La città papale permise al giovane pittore di collaborare ad alcuni importanti lavori, come per esempio la decorazione della casina di Pio IV nei giardini Vaticani, edificata da Pirro Ligorio, a cui si dedicarono anche Federico Zuccari e Federico Barocci.

Una volta tornato a Firenze si occupò, insieme ad altri artisti guidati da Giorgio Vasari, della decorazione dello Studiolo di Francesco I a Palazzo Vecchio, ma anche di alcuni dipinti di notevole importanza.
Un esempio è la Resurrezione della basilica di Santa Croce, in cui è ancora evidente l'influenza pittorica romana, come nella figura del Cristo, che ricorda il Trasfigurato raffaellesco, ma anche nel giovane di spalle con le braccia aperte in un gesto di spavento e stupore che sembra richiamare i personaggi atletici e vigorosi della Crocifissione di San Pietro del Michelangelo della Cappella Paolina.

Nella medesima chiesa si può osservare anche una suggestiva Cena in Emmaus, del 1574, che dovette certamente ispirare il giovane Caravaggio durante il suo breve passaggio da Firenze quando si recava da Milano a Roma, come si può notare nell'omonima composizione di Brera.
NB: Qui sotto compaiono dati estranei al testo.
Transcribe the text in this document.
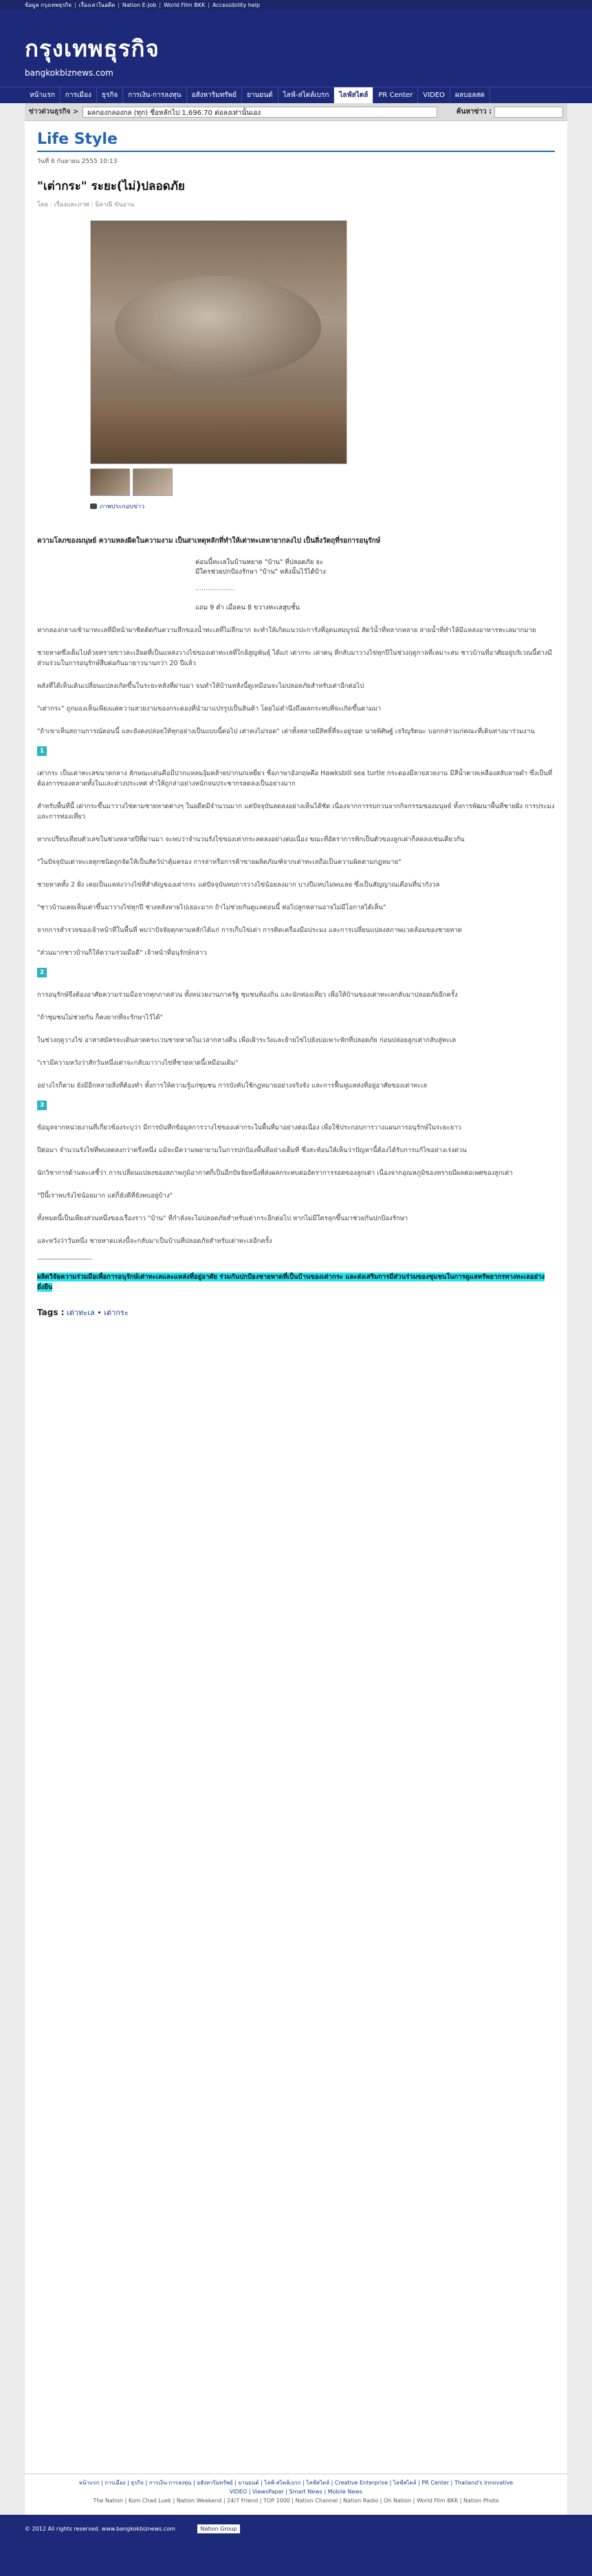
ข้อมูล กรุงเทพธุรกิจ | เรื่องเล่าในอดีต | Nation E-Job | World Film BKK | Accessibility help
กรุงเทพธุรกิจ
bangkokbiznews.com
หน้าแรก	การเมือง	ธุรกิจ	การเงิน-การลงทุน	อสังหาริมทรัพย์	ยานยนต์	ไลฟ์-สไตล์เบรก	ไลฟ์สไตล์	PR Center	VIDEO	ผลบอลสด
ข่าวด่วนธุรกิจ >	ผลกองกลองกล (ทุก) ชื่อหลักไป 1,696.70 ต่อลงเท่านั้นเอง	ค้นหาข่าว :
Life Style
วันที่ 6 กันยายน 2555 10:13
"เต่ากระ" ระยะ(ไม่)ปลอดภัย
โดย : เรื่องและภาพ : นิลาณี ขันอาน
ภาพประกอบข่าว
ความโลภของมนุษย์ ความหลงผิดในความงาม เป็นสาเหตุหลักที่ทำให้เต่าทะเลหายากลงไป เป็นสิ่งวัตถุที่รอการอนุรักษ์
ค่อนนี้ทะเลในบ้านหยาด "บ้าน" ที่ปลอดภัย จะมีใครช่วยปกป้องรักษา "บ้าน" หลังนั้นไว้ได้บ้าง
...................
แถม 9 ดำ เมื่อคน 8 ขวางทะเลสูบชั้น

หากลองกลางเข้ามาทะเลที่มีหน้าผาชิดติดกันความลึกของน้ำทะเลที่ไม่ลึกมาก จะทำให้เกิดแนวปะการังที่อุดมสมบูรณ์ สัตว์น้ำที่หลากหลาย สายน้ำที่ทำให้มีแหล่งอาหารทะเลมากมาย

ชายหาดซึ่งเต็มไปด้วยทรายขาวละเอียดที่เป็นแหล่งวางไข่ของเต่าทะเลที่ใกล้สูญพันธุ์ ได้แก่ เต่ากระ เต่าตนุ ที่กลับมาวางไข่ทุกปีในช่วงฤดูกาลที่เหมาะสม ชาวบ้านที่อาศัยอยู่บริเวณนี้ต่างมีส่วนร่วมในการอนุรักษ์สืบต่อกันมายาวนานกว่า 20 ปีแล้ว

พลังที่ได้เห็นเดินเปลี่ยนแปลงเกิดขึ้นในระยะหลังที่ผ่านมา จนทำให้บ้านหลังนี้ดูเหมือนจะไม่ปลอดภัยสำหรับเต่าอีกต่อไป

"เต่ากระ" ถูกมองเห็นเพียงแค่ความสวยงามของกระดองที่นำมาแปรรูปเป็นสินค้า โดยไม่คำนึงถึงผลกระทบที่จะเกิดขึ้นตามมา

"ถ้าเขาเห็นสถานการณ์ตอนนี้ และยังคงปล่อยให้ทุกอย่างเป็นแบบนี้ต่อไป เต่าคงไม่รอด" เต่าทั้งหลายมีสิทธิ์ที่จะอยู่รอด นายพิศิษฐ์ เจริญรัตนะ บอกกล่าวแก่คณะที่เดินทางมาร่วมงาน

1

เต่ากระ เป็นเต่าทะเลขนาดกลาง ลักษณะเด่นคือมีปากแหลมงุ้มคล้ายปากนกเหยี่ยว ชื่อภาษาอังกฤษคือ Hawksbill sea turtle กระดองมีลายสวยงาม มีสีน้ำตาลเหลืองสลับลายดำ ซึ่งเป็นที่ต้องการของตลาดทั้งในและต่างประเทศ ทำให้ถูกล่าอย่างหนักจนประชากรลดลงเป็นอย่างมาก

สำหรับพื้นที่นี้ เต่ากระขึ้นมาวางไข่ตามชายหาดต่างๆ ในอดีตมีจำนวนมาก แต่ปัจจุบันลดลงอย่างเห็นได้ชัด เนื่องจากการรบกวนจากกิจกรรมของมนุษย์ ทั้งการพัฒนาพื้นที่ชายฝั่ง การประมง และการท่องเที่ยว

หากเปรียบเทียบตัวเลขในช่วงหลายปีที่ผ่านมา จะพบว่าจำนวนรังไข่ของเต่ากระลดลงอย่างต่อเนื่อง ขณะที่อัตราการฟักเป็นตัวของลูกเต่าก็ลดลงเช่นเดียวกัน

"ในปัจจุบันเต่าทะเลทุกชนิดถูกจัดให้เป็นสัตว์ป่าคุ้มครอง การล่าหรือการค้าขายผลิตภัณฑ์จากเต่าทะเลถือเป็นความผิดตามกฎหมาย"

ชายหาดทั้ง 2 ฝั่ง เคยเป็นแหล่งวางไข่ที่สำคัญของเต่ากระ แต่ปัจจุบันพบการวางไข่น้อยลงมาก บางปีแทบไม่พบเลย ซึ่งเป็นสัญญาณเตือนที่น่ากังวล

"ชาวบ้านเคยเห็นเต่าขึ้นมาวางไข่ทุกปี ช่วงหลังหายไปเยอะมาก ถ้าไม่ช่วยกันดูแลตอนนี้ ต่อไปลูกหลานอาจไม่มีโอกาสได้เห็น"

จากการสำรวจของเจ้าหน้าที่ในพื้นที่ พบว่าปัจจัยคุกคามหลักได้แก่ การเก็บไข่เต่า การติดเครื่องมือประมง และการเปลี่ยนแปลงสภาพแวดล้อมของชายหาด

"ส่วนมากชาวบ้านก็ให้ความร่วมมือดี" เจ้าหน้าที่อนุรักษ์กล่าว

2

การอนุรักษ์จึงต้องอาศัยความร่วมมือจากทุกภาคส่วน ทั้งหน่วยงานภาครัฐ ชุมชนท้องถิ่น และนักท่องเที่ยว เพื่อให้บ้านของเต่าทะเลกลับมาปลอดภัยอีกครั้ง

"ถ้าชุมชนไม่ช่วยกัน ก็คงยากที่จะรักษาไว้ได้"

ในช่วงฤดูวางไข่ อาสาสมัครจะเดินลาดตระเวนชายหาดในเวลากลางคืน เพื่อเฝ้าระวังและย้ายไข่ไปยังบ่อเพาะฟักที่ปลอดภัย ก่อนปล่อยลูกเต่ากลับสู่ทะเล

"เรามีความหวังว่าสักวันหนึ่งเต่าจะกลับมาวางไข่ที่ชายหาดนี้เหมือนเดิม"

อย่างไรก็ตาม ยังมีอีกหลายสิ่งที่ต้องทำ ทั้งการให้ความรู้แก่ชุมชน การบังคับใช้กฎหมายอย่างจริงจัง และการฟื้นฟูแหล่งที่อยู่อาศัยของเต่าทะเล

3

ข้อมูลจากหน่วยงานที่เกี่ยวข้องระบุว่า มีการบันทึกข้อมูลการวางไข่ของเต่ากระในพื้นที่มาอย่างต่อเนื่อง เพื่อใช้ประกอบการวางแผนการอนุรักษ์ในระยะยาว

ปีต่อมา จำนวนรังไข่ที่พบลดลงกว่าครึ่งหนึ่ง แม้จะมีความพยายามในการปกป้องพื้นที่อย่างเต็มที่ ซึ่งสะท้อนให้เห็นว่าปัญหานี้ต้องได้รับการแก้ไขอย่างเร่งด่วน

นักวิชาการด้านทะเลชี้ว่า การเปลี่ยนแปลงของสภาพภูมิอากาศก็เป็นอีกปัจจัยหนึ่งที่ส่งผลกระทบต่ออัตราการรอดของลูกเต่า เนื่องจากอุณหภูมิของทรายมีผลต่อเพศของลูกเต่า

"ปีนี้เราพบรังไข่น้อยมาก แต่ก็ยังดีที่ยังพบอยู่บ้าง"

ทั้งหมดนี้เป็นเพียงส่วนหนึ่งของเรื่องราว "บ้าน" ที่กำลังจะไม่ปลอดภัยสำหรับเต่ากระอีกต่อไป หากไม่มีใครลุกขึ้นมาช่วยกันปกป้องรักษา

และหวังว่าวันหนึ่ง ชายหาดแห่งนี้จะกลับมาเป็นบ้านที่ปลอดภัยสำหรับเต่าทะเลอีกครั้ง

ผลิตวิจัยความร่วมมือเพื่อการอนุรักษ์เต่าทะเลและแหล่งที่อยู่อาศัย ร่วมกันปกป้องชายหาดที่เป็นบ้านของเต่ากระ และส่งเสริมการมีส่วนร่วมของชุมชนในการดูแลทรัพยากรทางทะเลอย่างยั่งยืน

Tags : เต่าทะเล • เต่ากระ
หน้าแรก | การเมือง | ธุรกิจ | การเงิน-การลงทุน | อสังหาริมทรัพย์ | ยานยนต์ | ไลฟ์-สไตล์เบรก | ไลฟ์สไตล์ | Creative Enterprise | ไลฟ์สไตล์ | PR Center | Thailand's Innovative
VIDEO | ViewsPaper | Smart News | Mobile News
The Nation | Kom Chad Luek | Nation Weekend | 24/7 Friend | TOP 1000 | Nation Channel | Nation Radio | Oh Nation | World Film BKK | Nation Photo
© 2012 All rights reserved. www.bangkokbiznews.com	Nation Group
La concitazione della scena della Resurrezione lascia spazio al recupero della semplicità compositiva tipica del primo Cinquecento fiorentino e dunque ad una più intima riflessione religiosa nella Resurrezione di Lazzaro del 1576, custodita nella basilica di Santa Maria Novella.

Dello stesso periodo e di simile composizione è l'Incredulità di San Tommaso del Duomo di Sansepolcro, un luogo che è un vero e proprio scrigno di tesori del nostro Rinascimento, dove si possono trovare, oltre a questa bellissima pala dall'altissimo significato, l'Ascensione di Pietro Perugino, una Crocifissione di Bartolomeo della Gatta e una Resurrezione di Raffaellino del Colle.

Sempre dell'artista è anche il celebre Ritratto di Niccolò Machiavelli, conservato al Museo di Palazzo Vecchio e realizzato a seguito della morte del politico e scrittore fiorentino autore de Il principe, il quale guarda dritto negli occhi l'osservatore con il volto caratterizzato da un enigmatico sorriso.

Il percorso si conclude con un'opera della maturità artistica di Santi di Tito, datata 1593, la quale presenta un'incredibile invenzione pittorica. È la Visione di San Tommaso d'Aquino della basilica di San Marco di Firenze, nella quale il religioso, inginocchiato al cospetto di un dipinto della Crocifissione, assiste al prendere vita miracoloso della tela. Si nota infatti che il Crocifisso si protende al di fuori della cornice della pala d'altare, così come la Vergine e gli altri personaggi.

Santi di Tito si spense nel 1603 a Firenze, nominando come eredi i suoi cinque figli maschi che ne proseguirono l'opera.